John Singleton Copley, Boy with a Squirrel, 1765, oil on canvas, 30¼” x 25”, Museum of Fine Arts, Boston, Public Domain via Wikimedia Commons

John Singleton Copley and the Painter’s Craft

Back in the Colonial era in America, people were suspicious of art.

Art was aristocratic and European.  The colonies most definitely were not.

It was not easy for artists like John Singleton Copley to find training or work.  Typically for an artist from this time, Copley was self-taught because there were no art academies in the colonies.

Copley’s attention to surface detail and texture are characteristic of the style of the self-taught artist.

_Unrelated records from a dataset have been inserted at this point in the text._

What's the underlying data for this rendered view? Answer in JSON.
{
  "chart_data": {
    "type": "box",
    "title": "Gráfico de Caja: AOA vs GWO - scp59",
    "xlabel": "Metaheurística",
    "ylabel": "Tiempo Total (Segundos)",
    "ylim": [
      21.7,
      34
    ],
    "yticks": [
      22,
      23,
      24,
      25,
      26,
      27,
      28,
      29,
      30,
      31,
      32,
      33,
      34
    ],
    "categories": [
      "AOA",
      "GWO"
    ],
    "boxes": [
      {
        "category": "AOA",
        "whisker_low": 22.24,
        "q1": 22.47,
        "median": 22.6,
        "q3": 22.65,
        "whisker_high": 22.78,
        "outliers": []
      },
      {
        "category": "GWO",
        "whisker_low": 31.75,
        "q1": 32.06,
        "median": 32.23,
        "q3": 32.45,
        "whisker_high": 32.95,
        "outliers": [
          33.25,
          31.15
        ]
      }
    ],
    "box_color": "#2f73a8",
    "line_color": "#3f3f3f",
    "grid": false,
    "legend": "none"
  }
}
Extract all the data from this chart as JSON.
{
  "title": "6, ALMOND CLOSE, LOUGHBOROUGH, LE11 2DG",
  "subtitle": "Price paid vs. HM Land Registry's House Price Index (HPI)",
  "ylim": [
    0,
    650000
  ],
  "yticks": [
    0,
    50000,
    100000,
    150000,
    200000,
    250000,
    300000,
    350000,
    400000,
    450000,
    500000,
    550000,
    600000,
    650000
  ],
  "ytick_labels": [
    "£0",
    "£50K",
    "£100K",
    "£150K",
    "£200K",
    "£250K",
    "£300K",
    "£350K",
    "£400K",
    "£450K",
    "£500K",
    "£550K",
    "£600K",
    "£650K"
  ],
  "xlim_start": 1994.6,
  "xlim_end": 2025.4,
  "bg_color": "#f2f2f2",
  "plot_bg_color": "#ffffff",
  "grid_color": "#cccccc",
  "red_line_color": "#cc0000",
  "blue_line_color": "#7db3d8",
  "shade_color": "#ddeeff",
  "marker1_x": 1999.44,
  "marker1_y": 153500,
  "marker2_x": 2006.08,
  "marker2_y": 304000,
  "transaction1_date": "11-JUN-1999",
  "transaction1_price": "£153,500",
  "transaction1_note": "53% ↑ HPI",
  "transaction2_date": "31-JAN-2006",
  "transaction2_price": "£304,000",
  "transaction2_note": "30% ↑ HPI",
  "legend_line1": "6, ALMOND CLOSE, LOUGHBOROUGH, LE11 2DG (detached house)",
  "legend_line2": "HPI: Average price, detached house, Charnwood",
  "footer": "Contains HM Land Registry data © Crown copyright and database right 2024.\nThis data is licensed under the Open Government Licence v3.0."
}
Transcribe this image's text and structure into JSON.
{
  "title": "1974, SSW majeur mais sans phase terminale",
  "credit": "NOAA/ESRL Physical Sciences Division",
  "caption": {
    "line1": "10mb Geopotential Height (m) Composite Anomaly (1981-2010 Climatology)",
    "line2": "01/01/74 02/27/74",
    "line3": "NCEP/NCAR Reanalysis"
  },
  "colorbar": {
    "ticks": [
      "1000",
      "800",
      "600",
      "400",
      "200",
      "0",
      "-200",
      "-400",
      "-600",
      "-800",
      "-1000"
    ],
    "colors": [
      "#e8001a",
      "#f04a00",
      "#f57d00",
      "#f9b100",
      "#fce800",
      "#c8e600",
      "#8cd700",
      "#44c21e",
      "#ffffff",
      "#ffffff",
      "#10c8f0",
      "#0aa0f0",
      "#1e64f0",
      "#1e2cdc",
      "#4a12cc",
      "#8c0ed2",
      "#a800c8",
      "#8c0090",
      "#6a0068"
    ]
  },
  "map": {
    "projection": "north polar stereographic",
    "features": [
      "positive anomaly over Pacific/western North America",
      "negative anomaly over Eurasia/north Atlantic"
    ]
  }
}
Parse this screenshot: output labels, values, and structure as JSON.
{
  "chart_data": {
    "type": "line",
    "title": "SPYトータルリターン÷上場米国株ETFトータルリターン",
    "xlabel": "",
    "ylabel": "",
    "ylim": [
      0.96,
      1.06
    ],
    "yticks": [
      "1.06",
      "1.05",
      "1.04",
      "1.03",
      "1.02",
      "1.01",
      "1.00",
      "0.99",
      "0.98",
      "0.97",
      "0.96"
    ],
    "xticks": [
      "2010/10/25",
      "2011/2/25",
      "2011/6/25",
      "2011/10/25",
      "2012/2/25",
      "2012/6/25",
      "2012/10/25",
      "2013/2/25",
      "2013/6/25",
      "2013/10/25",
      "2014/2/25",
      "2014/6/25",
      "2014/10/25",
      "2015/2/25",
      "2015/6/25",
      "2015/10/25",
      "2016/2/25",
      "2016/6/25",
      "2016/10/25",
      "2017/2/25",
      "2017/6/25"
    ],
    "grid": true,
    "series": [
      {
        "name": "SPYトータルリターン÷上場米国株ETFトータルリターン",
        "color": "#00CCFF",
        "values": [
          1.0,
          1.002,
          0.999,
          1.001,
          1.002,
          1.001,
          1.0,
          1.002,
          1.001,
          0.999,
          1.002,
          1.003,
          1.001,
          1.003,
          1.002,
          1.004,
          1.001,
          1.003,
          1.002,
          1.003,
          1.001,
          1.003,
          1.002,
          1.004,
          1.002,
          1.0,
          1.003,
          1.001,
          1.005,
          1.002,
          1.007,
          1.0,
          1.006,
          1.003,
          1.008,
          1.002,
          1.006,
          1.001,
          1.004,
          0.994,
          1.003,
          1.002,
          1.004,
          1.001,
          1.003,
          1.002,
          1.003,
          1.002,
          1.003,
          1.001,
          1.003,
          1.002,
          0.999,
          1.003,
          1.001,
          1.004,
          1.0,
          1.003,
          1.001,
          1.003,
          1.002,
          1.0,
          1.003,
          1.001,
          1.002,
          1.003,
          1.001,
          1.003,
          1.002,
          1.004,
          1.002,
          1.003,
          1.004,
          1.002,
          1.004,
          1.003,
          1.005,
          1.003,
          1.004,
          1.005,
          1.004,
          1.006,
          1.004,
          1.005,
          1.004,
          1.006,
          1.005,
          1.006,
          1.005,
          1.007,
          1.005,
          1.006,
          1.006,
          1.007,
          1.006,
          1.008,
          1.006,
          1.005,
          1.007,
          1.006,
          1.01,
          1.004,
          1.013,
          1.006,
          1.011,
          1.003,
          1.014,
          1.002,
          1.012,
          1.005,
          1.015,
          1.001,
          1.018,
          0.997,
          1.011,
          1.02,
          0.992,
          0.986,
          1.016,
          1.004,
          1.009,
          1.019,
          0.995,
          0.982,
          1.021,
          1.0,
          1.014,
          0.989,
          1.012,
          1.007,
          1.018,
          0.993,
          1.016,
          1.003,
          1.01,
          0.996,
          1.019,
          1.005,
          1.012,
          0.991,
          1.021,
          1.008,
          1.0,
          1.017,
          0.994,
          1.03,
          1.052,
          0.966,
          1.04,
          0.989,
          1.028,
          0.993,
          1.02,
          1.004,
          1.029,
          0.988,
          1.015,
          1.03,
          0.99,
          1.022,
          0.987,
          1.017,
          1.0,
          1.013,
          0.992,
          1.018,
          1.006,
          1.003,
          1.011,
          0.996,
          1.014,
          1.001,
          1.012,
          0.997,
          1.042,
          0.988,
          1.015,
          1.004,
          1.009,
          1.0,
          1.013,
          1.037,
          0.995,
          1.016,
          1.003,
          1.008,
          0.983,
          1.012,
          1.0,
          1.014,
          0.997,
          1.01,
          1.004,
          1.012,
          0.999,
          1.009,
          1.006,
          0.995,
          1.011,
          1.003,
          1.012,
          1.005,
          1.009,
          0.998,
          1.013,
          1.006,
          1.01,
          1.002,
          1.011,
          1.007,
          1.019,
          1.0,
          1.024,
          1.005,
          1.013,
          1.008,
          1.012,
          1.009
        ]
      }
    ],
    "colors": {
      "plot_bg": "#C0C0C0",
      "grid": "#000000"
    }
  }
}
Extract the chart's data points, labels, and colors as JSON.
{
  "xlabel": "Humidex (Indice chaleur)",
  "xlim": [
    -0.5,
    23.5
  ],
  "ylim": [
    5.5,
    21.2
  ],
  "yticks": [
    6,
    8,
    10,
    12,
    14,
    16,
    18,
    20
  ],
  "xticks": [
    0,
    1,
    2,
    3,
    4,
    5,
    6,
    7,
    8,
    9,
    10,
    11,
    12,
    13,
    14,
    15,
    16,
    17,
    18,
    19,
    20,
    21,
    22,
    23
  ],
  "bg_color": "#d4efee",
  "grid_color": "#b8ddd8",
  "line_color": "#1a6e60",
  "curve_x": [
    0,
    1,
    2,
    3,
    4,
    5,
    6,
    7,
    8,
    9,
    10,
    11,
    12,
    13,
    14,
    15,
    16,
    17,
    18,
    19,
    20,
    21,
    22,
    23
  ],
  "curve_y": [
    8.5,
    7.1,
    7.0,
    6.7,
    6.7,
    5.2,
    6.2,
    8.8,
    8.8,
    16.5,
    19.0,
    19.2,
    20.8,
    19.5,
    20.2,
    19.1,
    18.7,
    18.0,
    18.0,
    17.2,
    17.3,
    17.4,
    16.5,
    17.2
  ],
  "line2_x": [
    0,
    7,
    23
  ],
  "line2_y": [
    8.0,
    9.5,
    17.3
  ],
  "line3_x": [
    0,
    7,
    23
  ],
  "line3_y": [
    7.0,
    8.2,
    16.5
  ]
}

This is a painting of the artist’s half-brother, Henry Pelham, seated at a table with his pet squirrel.  Note the softness of the boy’s hair, the smooth surface of the finished wood table, the shine of the satin collar, and the translucency of the water in the glass.  The artist’s purpose with this work of art was to demonstrate his technical skills.

Copley sent the painting to an exhibition in England in 1766, where it was admired for its color above all else.  Despite the fact that some Londoners found it too hard-edged and linear in style, the painting earned Copley an international reputation and an invitation to study painting in London.  This struggling colonial artist thereby achieved everything he had set out to accomplish with this demonstration piece.